Because women and girls in their childbearing years suffer disproportionately from the health and social effects of NTDs, it is critically important that they be included in any large-scale health-policy interventions that are proposed. And, beyond making women the focus of NTD programs, we should acknowledge that they will play a central role in advancing the sustainable development agenda.
We need to empower women and girls to promote and lead social-mobilization efforts in Africa. Women are front-line partners for public-health advocates who are working to make essential medicines available across the continent. Moreover, women can help to control NTD vectors at the source, by ensuring that all members of their community are complying with anti-NTD drug distribution and treatment programs.
Ongoing efforts to control and eliminate NTDs in Africa have made some progress. But the time has come to develop more innovative policy tools. We urgently need integrated, inter-programmatic, and inter-sectoral approaches that address NTDs’ social, economic, and etiological dynamics. And we will need the full participation of the most vulnerable communities. Without that, no program aimed at ultimately eradicating NTDs can succeed.
This year marks the fifth anniversary of the World Health Organization’s Roadmap to eliminate NTDs, and of the London Declaration on Neglected Tropical Diseases.
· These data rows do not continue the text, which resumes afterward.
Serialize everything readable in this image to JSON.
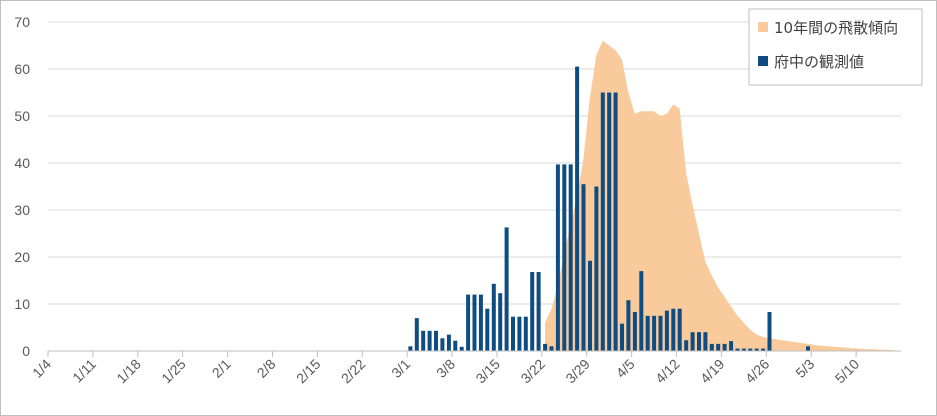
{
  "chart_data": {
    "type": "bar",
    "title": "",
    "xlabel": "",
    "ylabel": "",
    "ylim": [
      0,
      70
    ],
    "yticks": [
      "0",
      "10",
      "20",
      "30",
      "40",
      "50",
      "60",
      "70"
    ],
    "x_start": "1/4",
    "x_end": "5/16",
    "xticks": [
      "1/4",
      "1/11",
      "1/18",
      "1/25",
      "2/1",
      "2/8",
      "2/15",
      "2/22",
      "3/1",
      "3/8",
      "3/15",
      "3/22",
      "3/29",
      "4/5",
      "4/12",
      "4/19",
      "4/26",
      "5/3",
      "5/10"
    ],
    "grid": true,
    "legend_position": "top-right",
    "series": [
      {
        "name": "10年間の飛散傾向",
        "kind": "area",
        "color": "#f9cb9c",
        "points": [
          [
            "3/22",
            6
          ],
          [
            "3/23",
            9
          ],
          [
            "3/24",
            14
          ],
          [
            "3/25",
            21
          ],
          [
            "3/26",
            27
          ],
          [
            "3/27",
            33
          ],
          [
            "3/28",
            41
          ],
          [
            "3/29",
            54
          ],
          [
            "3/30",
            63
          ],
          [
            "3/31",
            66
          ],
          [
            "4/1",
            65
          ],
          [
            "4/2",
            64
          ],
          [
            "4/3",
            62
          ],
          [
            "4/4",
            55
          ],
          [
            "4/5",
            50.5
          ],
          [
            "4/6",
            51
          ],
          [
            "4/7",
            51
          ],
          [
            "4/8",
            51
          ],
          [
            "4/9",
            50
          ],
          [
            "4/10",
            50.5
          ],
          [
            "4/11",
            52.5
          ],
          [
            "4/12",
            51.5
          ],
          [
            "4/13",
            38
          ],
          [
            "4/14",
            31
          ],
          [
            "4/15",
            25
          ],
          [
            "4/16",
            19
          ],
          [
            "4/17",
            16
          ],
          [
            "4/18",
            13.5
          ],
          [
            "4/19",
            11.5
          ],
          [
            "4/20",
            9.5
          ],
          [
            "4/21",
            7.5
          ],
          [
            "4/22",
            6
          ],
          [
            "4/23",
            4.5
          ],
          [
            "4/24",
            3.5
          ],
          [
            "4/25",
            3
          ],
          [
            "4/26",
            2.7
          ],
          [
            "4/27",
            2.5
          ],
          [
            "4/28",
            2.3
          ],
          [
            "4/29",
            2.1
          ],
          [
            "4/30",
            1.9
          ],
          [
            "5/1",
            1.7
          ],
          [
            "5/2",
            1.5
          ],
          [
            "5/3",
            1.3
          ],
          [
            "5/4",
            1.1
          ],
          [
            "5/5",
            1
          ],
          [
            "5/6",
            0.9
          ],
          [
            "5/7",
            0.8
          ],
          [
            "5/8",
            0.7
          ],
          [
            "5/9",
            0.6
          ],
          [
            "5/10",
            0.5
          ],
          [
            "5/11",
            0.4
          ],
          [
            "5/12",
            0.4
          ],
          [
            "5/13",
            0.3
          ],
          [
            "5/14",
            0.3
          ],
          [
            "5/15",
            0.2
          ],
          [
            "5/16",
            0.1
          ]
        ]
      },
      {
        "name": "府中の観測値",
        "kind": "bar",
        "color": "#0f4c81",
        "points": [
          [
            "3/1",
            1
          ],
          [
            "3/2",
            7
          ],
          [
            "3/3",
            4.3
          ],
          [
            "3/4",
            4.3
          ],
          [
            "3/5",
            4.3
          ],
          [
            "3/6",
            2.7
          ],
          [
            "3/7",
            3.5
          ],
          [
            "3/8",
            2.2
          ],
          [
            "3/9",
            0.9
          ],
          [
            "3/10",
            12
          ],
          [
            "3/11",
            12
          ],
          [
            "3/12",
            12
          ],
          [
            "3/13",
            9
          ],
          [
            "3/14",
            14.3
          ],
          [
            "3/15",
            12.3
          ],
          [
            "3/16",
            26.3
          ],
          [
            "3/17",
            7.3
          ],
          [
            "3/18",
            7.3
          ],
          [
            "3/19",
            7.3
          ],
          [
            "3/20",
            16.8
          ],
          [
            "3/21",
            16.8
          ],
          [
            "3/22",
            1.5
          ],
          [
            "3/23",
            1
          ],
          [
            "3/24",
            39.7
          ],
          [
            "3/25",
            39.7
          ],
          [
            "3/26",
            39.7
          ],
          [
            "3/27",
            60.5
          ],
          [
            "3/28",
            35.5
          ],
          [
            "3/29",
            19.2
          ],
          [
            "3/30",
            35
          ],
          [
            "3/31",
            55
          ],
          [
            "4/1",
            55
          ],
          [
            "4/2",
            55
          ],
          [
            "4/3",
            5.8
          ],
          [
            "4/4",
            10.8
          ],
          [
            "4/5",
            8.3
          ],
          [
            "4/6",
            17
          ],
          [
            "4/7",
            7.5
          ],
          [
            "4/8",
            7.5
          ],
          [
            "4/9",
            7.5
          ],
          [
            "4/10",
            8.6
          ],
          [
            "4/11",
            9
          ],
          [
            "4/12",
            9
          ],
          [
            "4/13",
            2.3
          ],
          [
            "4/14",
            4
          ],
          [
            "4/15",
            4
          ],
          [
            "4/16",
            4
          ],
          [
            "4/17",
            1.5
          ],
          [
            "4/18",
            1.5
          ],
          [
            "4/19",
            1.5
          ],
          [
            "4/20",
            2.1
          ],
          [
            "4/21",
            0.5
          ],
          [
            "4/22",
            0.5
          ],
          [
            "4/23",
            0.5
          ],
          [
            "4/24",
            0.5
          ],
          [
            "4/25",
            0.5
          ],
          [
            "4/26",
            8.3
          ],
          [
            "4/27",
            0
          ],
          [
            "4/28",
            0
          ],
          [
            "4/29",
            0
          ],
          [
            "4/30",
            0
          ],
          [
            "5/1",
            0
          ],
          [
            "5/2",
            1
          ]
        ]
      }
    ]
  }
}
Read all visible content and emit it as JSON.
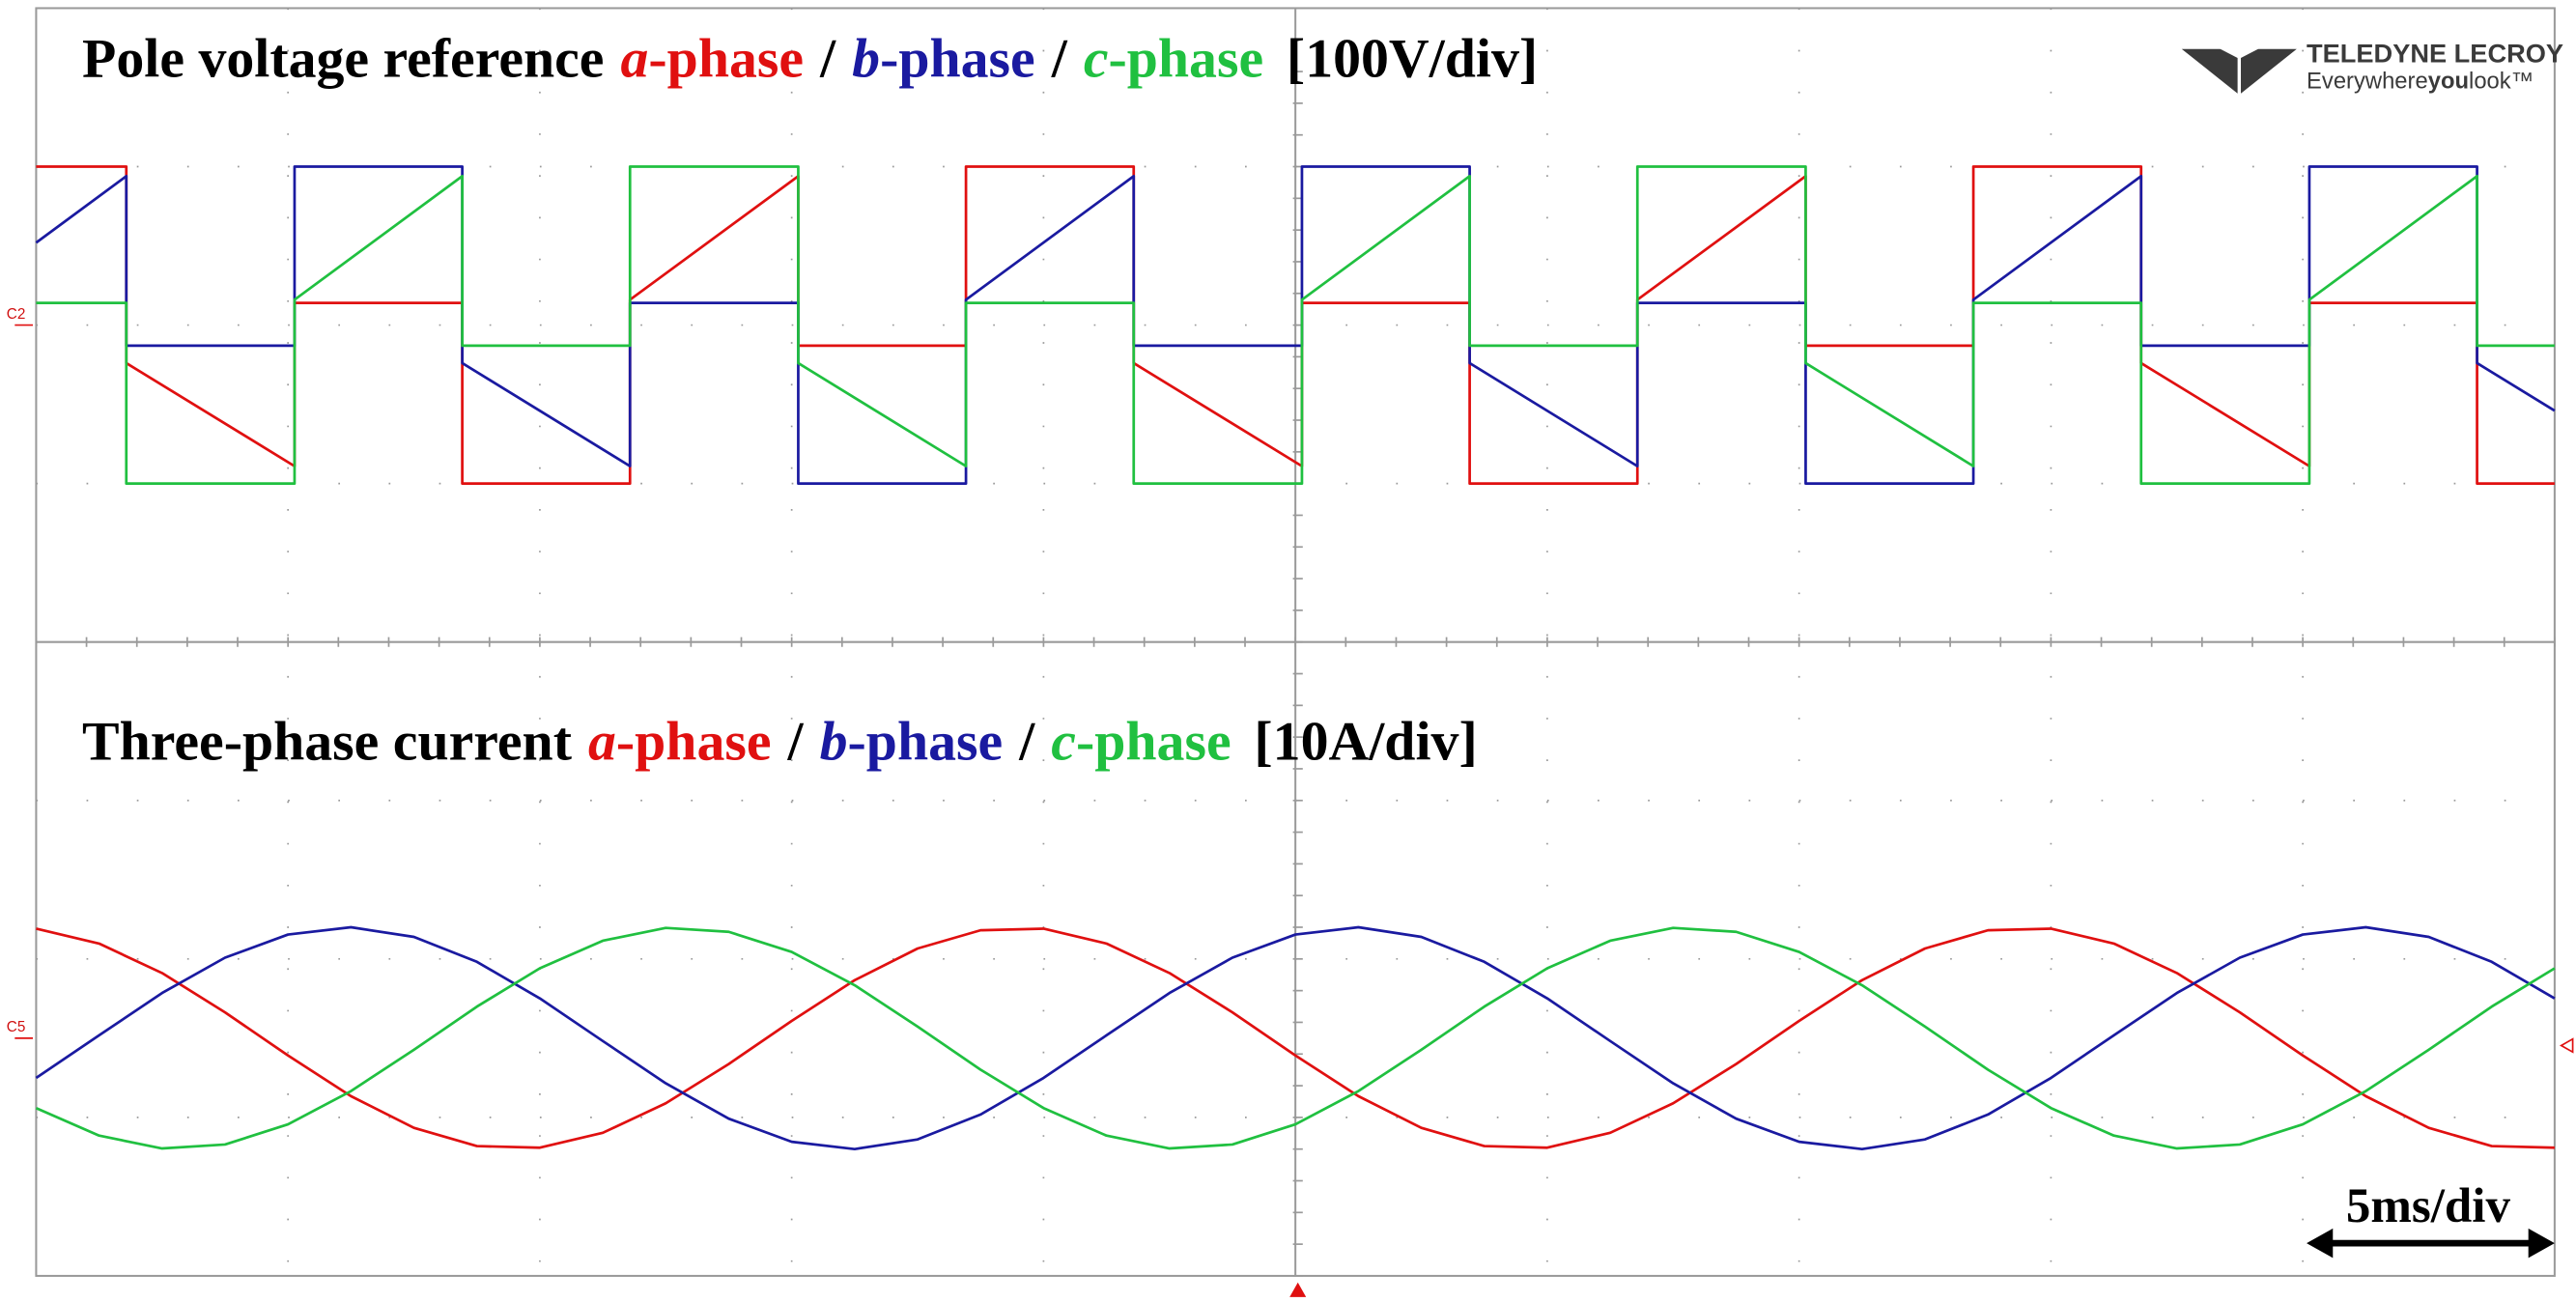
{
  "chart_data": [
    {
      "type": "line",
      "title": "Pole voltage reference",
      "separator": "/",
      "scale_label": "[100V/div]",
      "channel": "C2",
      "xlim": [
        0,
        50
      ],
      "ylim": [
        -200,
        200
      ],
      "series": [
        {
          "name": "a-phase",
          "color": "#e01010",
          "x": [
            0,
            1.79,
            1.79,
            5.13,
            5.13,
            8.46,
            8.46,
            11.79,
            11.79,
            15.13,
            15.13,
            18.46,
            18.46,
            21.79,
            21.79,
            25.13,
            25.13,
            28.46,
            28.46,
            31.79,
            31.79,
            35.13,
            35.13,
            38.46,
            38.46,
            41.79,
            41.79,
            45.13,
            45.13,
            48.46,
            48.46,
            50
          ],
          "values": [
            100,
            100,
            -24,
            -89,
            14,
            14,
            -100,
            -100,
            16,
            94,
            -13,
            -13,
            100,
            100,
            -24,
            -89,
            14,
            14,
            -100,
            -100,
            16,
            94,
            -13,
            -13,
            100,
            100,
            -24,
            -89,
            14,
            14,
            -100,
            -100
          ]
        },
        {
          "name": "b-phase",
          "color": "#1a1aa0",
          "x": [
            0,
            1.79,
            1.79,
            5.13,
            5.13,
            8.46,
            8.46,
            11.79,
            11.79,
            15.13,
            15.13,
            18.46,
            18.46,
            21.79,
            21.79,
            25.13,
            25.13,
            28.46,
            28.46,
            31.79,
            31.79,
            35.13,
            35.13,
            38.46,
            38.46,
            41.79,
            41.79,
            45.13,
            45.13,
            48.46,
            48.46,
            50
          ],
          "values": [
            52,
            94,
            -13,
            -13,
            100,
            100,
            -24,
            -89,
            14,
            14,
            -100,
            -100,
            16,
            94,
            -13,
            -13,
            100,
            100,
            -24,
            -89,
            14,
            14,
            -100,
            -100,
            16,
            94,
            -13,
            -13,
            100,
            100,
            -24,
            -54
          ]
        },
        {
          "name": "c-phase",
          "color": "#20c040",
          "x": [
            0,
            1.79,
            1.79,
            5.13,
            5.13,
            8.46,
            8.46,
            11.79,
            11.79,
            15.13,
            15.13,
            18.46,
            18.46,
            21.79,
            21.79,
            25.13,
            25.13,
            28.46,
            28.46,
            31.79,
            31.79,
            35.13,
            35.13,
            38.46,
            38.46,
            41.79,
            41.79,
            45.13,
            45.13,
            48.46,
            48.46,
            50
          ],
          "values": [
            14,
            14,
            -100,
            -100,
            16,
            94,
            -13,
            -13,
            100,
            100,
            -24,
            -89,
            14,
            14,
            -100,
            -100,
            16,
            94,
            -13,
            -13,
            100,
            100,
            -24,
            -89,
            14,
            14,
            -100,
            -100,
            16,
            94,
            -13,
            -13
          ]
        }
      ]
    },
    {
      "type": "line",
      "title": "Three-phase current",
      "separator": "/",
      "scale_label": "[10A/div]",
      "channel": "C5",
      "xlim": [
        0,
        50
      ],
      "ylim": [
        -15,
        25
      ],
      "x": [
        0,
        1.25,
        2.5,
        3.75,
        5,
        6.25,
        7.5,
        8.75,
        10,
        11.25,
        12.5,
        13.75,
        15,
        16.25,
        17.5,
        18.75,
        20,
        21.25,
        22.5,
        23.75,
        25,
        26.25,
        27.5,
        28.75,
        30,
        31.25,
        32.5,
        33.75,
        35,
        36.25,
        37.5,
        38.75,
        40,
        41.25,
        42.5,
        43.75,
        45,
        46.25,
        47.5,
        48.75,
        50
      ],
      "series": [
        {
          "name": "a-phase",
          "color": "#e01010",
          "values": [
            6.91,
            5.97,
            4.11,
            1.63,
            -1.09,
            -3.66,
            -5.66,
            -6.81,
            -6.91,
            -5.97,
            -4.11,
            -1.63,
            1.09,
            3.66,
            5.66,
            6.81,
            6.91,
            5.97,
            4.11,
            1.63,
            -1.09,
            -3.66,
            -5.66,
            -6.81,
            -6.91,
            -5.97,
            -4.11,
            -1.63,
            1.09,
            3.66,
            5.66,
            6.81,
            6.91,
            5.97,
            4.11,
            1.63,
            -1.09,
            -3.66,
            -5.66,
            -6.81,
            -6.91
          ]
        },
        {
          "name": "b-phase",
          "color": "#1a1aa0",
          "values": [
            -2.51,
            0.18,
            2.85,
            5.08,
            6.54,
            7.0,
            6.39,
            4.82,
            2.51,
            -0.18,
            -2.85,
            -5.08,
            -6.54,
            -7.0,
            -6.39,
            -4.82,
            -2.51,
            0.18,
            2.85,
            5.08,
            6.54,
            7.0,
            6.39,
            4.82,
            2.51,
            -0.18,
            -2.85,
            -5.08,
            -6.54,
            -7.0,
            -6.39,
            -4.82,
            -2.51,
            0.18,
            2.85,
            5.08,
            6.54,
            7.0,
            6.39,
            4.82,
            2.51
          ]
        },
        {
          "name": "c-phase",
          "color": "#20c040",
          "values": [
            -4.41,
            -6.15,
            -6.96,
            -6.71,
            -5.44,
            -3.34,
            -0.73,
            1.99,
            4.41,
            6.15,
            6.96,
            6.71,
            5.44,
            3.34,
            0.73,
            -1.99,
            -4.41,
            -6.15,
            -6.96,
            -6.71,
            -5.44,
            -3.34,
            -0.73,
            1.99,
            4.41,
            6.15,
            6.96,
            6.71,
            5.44,
            3.34,
            0.73,
            -1.99,
            -4.41,
            -6.15,
            -6.96,
            -6.71,
            -5.44,
            -3.34,
            -0.73,
            1.99,
            4.41
          ]
        }
      ]
    }
  ],
  "time_scale": "5ms/div",
  "logo": {
    "brand": "TELEDYNE LECROY",
    "tagline": [
      "Everywhere",
      "you",
      "look™"
    ]
  }
}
It is encouraging to see that the international community is recognizing not only the disproportionate burden that NTDs place on women, but also the essential role that women play in controlling and eradicating these diseases.
Now that an ever-growing international partnership has emerged, we have a unique opportunity to put an end to these debilitating diseases once and for all. In 2016, the WHO Regional Office for Africa launched the Expanded Special Project for Elimination of Neglected Tropical Diseases (ESPEN), which provides African countries with technical assistance and fundraising tools to fight the five NTDs that can be preempted with preventive chemotherapy: onchocerciasis, lymphatic filariasis, schistosomiasis, soil-transmitted helminthiasis, and trachoma.
ESPEN is an effort to bring together governments, the global public-health community, and other stakeholders. Our goal is to strengthen partnerships that are designed specifically to eliminate NTDs. Toward that end, ESPEN is actively supporting national-level anti-NTD programs that have been established to break the cycle of poverty that NTDs cause and sustain.
As the WHO works toward achieving the SDGs, we will continue to foster participatory approaches that include the most vulnerable populations – especially women and girls – in the fight against disease. Ultimately, the only way to ensure long-term success is to empower those who are most affected.